I don’t really know what prompted my first studies of her album. It was my first summer in Les Laveuses. There had been a drought, and the Loire was maybe a couple of meters lower than usual, showing ugly shrunken verges like the stump of a sick tooth. Roots straggled down into the water, bleached yellow-white by the sun, and children played among the roots on the sandbanks, paddling barefoot in the filthy brown puddles, poking with sticks at the rubbish floating from upstream. Until then I had avoided looking at the album, feeling absurdly at fault, a voyeuse, as if my mother might come in at any time and see me reading her strange secrets… Truth is, I didn’t want to know her secrets. Like walking into a room at night and hearing your parents making love: an inner voice told me it was wrong, and it took more than ten years for me to understand that the voice I heard was not my mother’s, but my own.

As I said, much of what she wrote was incomprehensible.

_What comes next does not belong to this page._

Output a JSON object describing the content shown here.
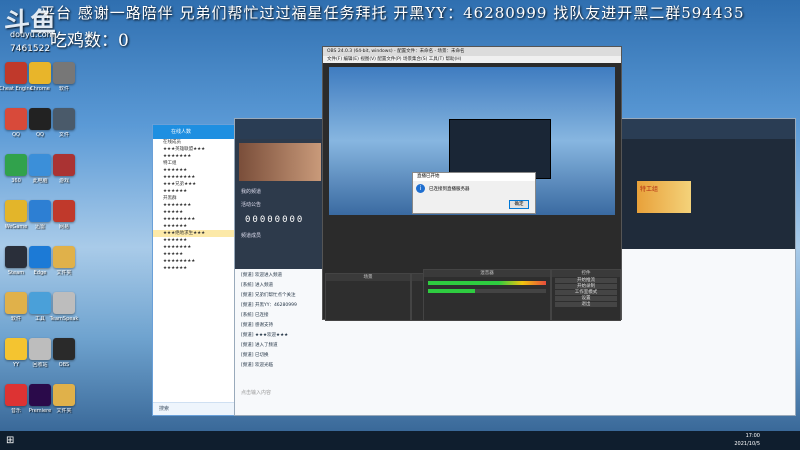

The language-Italian-sounding, unpronounceable-in which much of the album was written was alien to me, and after a few abortive attempts to decipher it, I abandoned the attempt. The recipes were clear enough, printed in blue or violet ink, the mad scrawlings, poems, drawings, accounts between them written with no apparent logic, no order that I could discover.

Saw Guilherm Ramondin today. With his new wooden leg. He laughed at R-C staring. When she asked; didn’t it hurt? he said he was lucky. His father makes clogs. Half the work of a pair, ha ha, & half the chance of standing on your toes during the waltz, my pretty. I keep thinking about what it looks like inside the pinned-up trouser leg. Like an uncooked white pudding, tied up with a piece of string. Had to bite my mouth to stop myself from laughing.